Quantum-mechanical calculations of cross sections for electron collisions with atoms and molecules

TL;DR

This paper reviews quantum-mechanical methods, especially the close-coupling approach, for calculating electron collision cross sections with atoms and molecules, highlighting recent advances and current limitations.

Contribution

It emphasizes the suitability of the close-coupling method for low-energy collisions and discusses recent progress in achieving reliable cross sections with quantified uncertainties.

Findings

Reliable cross sections for e-Ar collisions with quantified uncertainties.

Current methods for molecular collisions need further development for robustness.

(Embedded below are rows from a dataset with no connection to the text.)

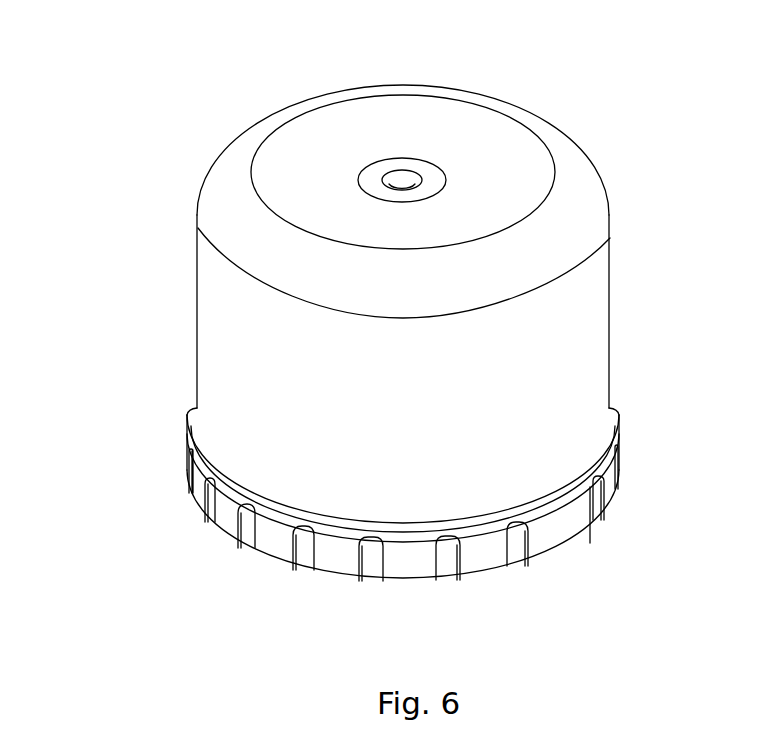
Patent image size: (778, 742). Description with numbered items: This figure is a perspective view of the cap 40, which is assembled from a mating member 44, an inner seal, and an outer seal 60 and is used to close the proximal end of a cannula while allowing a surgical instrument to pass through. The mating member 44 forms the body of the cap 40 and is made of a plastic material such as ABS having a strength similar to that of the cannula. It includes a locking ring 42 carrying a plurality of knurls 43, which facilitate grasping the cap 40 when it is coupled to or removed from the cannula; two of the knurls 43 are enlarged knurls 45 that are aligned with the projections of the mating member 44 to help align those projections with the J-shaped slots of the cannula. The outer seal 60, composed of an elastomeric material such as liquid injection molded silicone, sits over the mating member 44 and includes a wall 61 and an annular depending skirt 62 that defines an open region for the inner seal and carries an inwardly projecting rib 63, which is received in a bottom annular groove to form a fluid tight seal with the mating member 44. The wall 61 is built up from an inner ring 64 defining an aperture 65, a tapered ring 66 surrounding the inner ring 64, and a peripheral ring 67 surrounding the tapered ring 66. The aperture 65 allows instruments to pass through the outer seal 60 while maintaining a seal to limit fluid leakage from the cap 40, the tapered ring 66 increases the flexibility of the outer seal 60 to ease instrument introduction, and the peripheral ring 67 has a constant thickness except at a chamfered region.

The cap 40 is at (146, 180).
The locking ring 42 is at (284, 548).
The knurls 43 is at (408, 575).
The mating member 44 is at (620, 476).
The enlarged knurls 45 is at (582, 538).
The outer seal 60 is at (598, 262).
The wall 61 is at (532, 188).
The annular depending skirt 62 is at (572, 350).
The inwardly projecting rib 63 is at (469, 518).
The inner ring 64 is at (425, 168).
The aperture 65 is at (404, 178).
The tapered ring 66 is at (503, 137).
The peripheral ring 67 is at (571, 152).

Examples include electron collisions with argon and methane.

Abstract

An overview of quantum-mechanical methods to generate cross-section data for electron collisions with atoms and molecules is presented. Particular emphasis is placed on the time-independent close-coupling approach, since it is particularly suitable for low-energy collisions and also allows for systematic improvements as well as uncertainty estimates. The basic ideas are illustrated with examples for electron collisions with argon atoms and methane. For many atomic systems, such as e-Ar collisions, highly reliable cross sections can now be computed with quantified uncertainties. On the other hand, while electron collision calculations with molecules do provide key input data for plasma models, the methods and computer codes presently used require further development to make these inputs robust.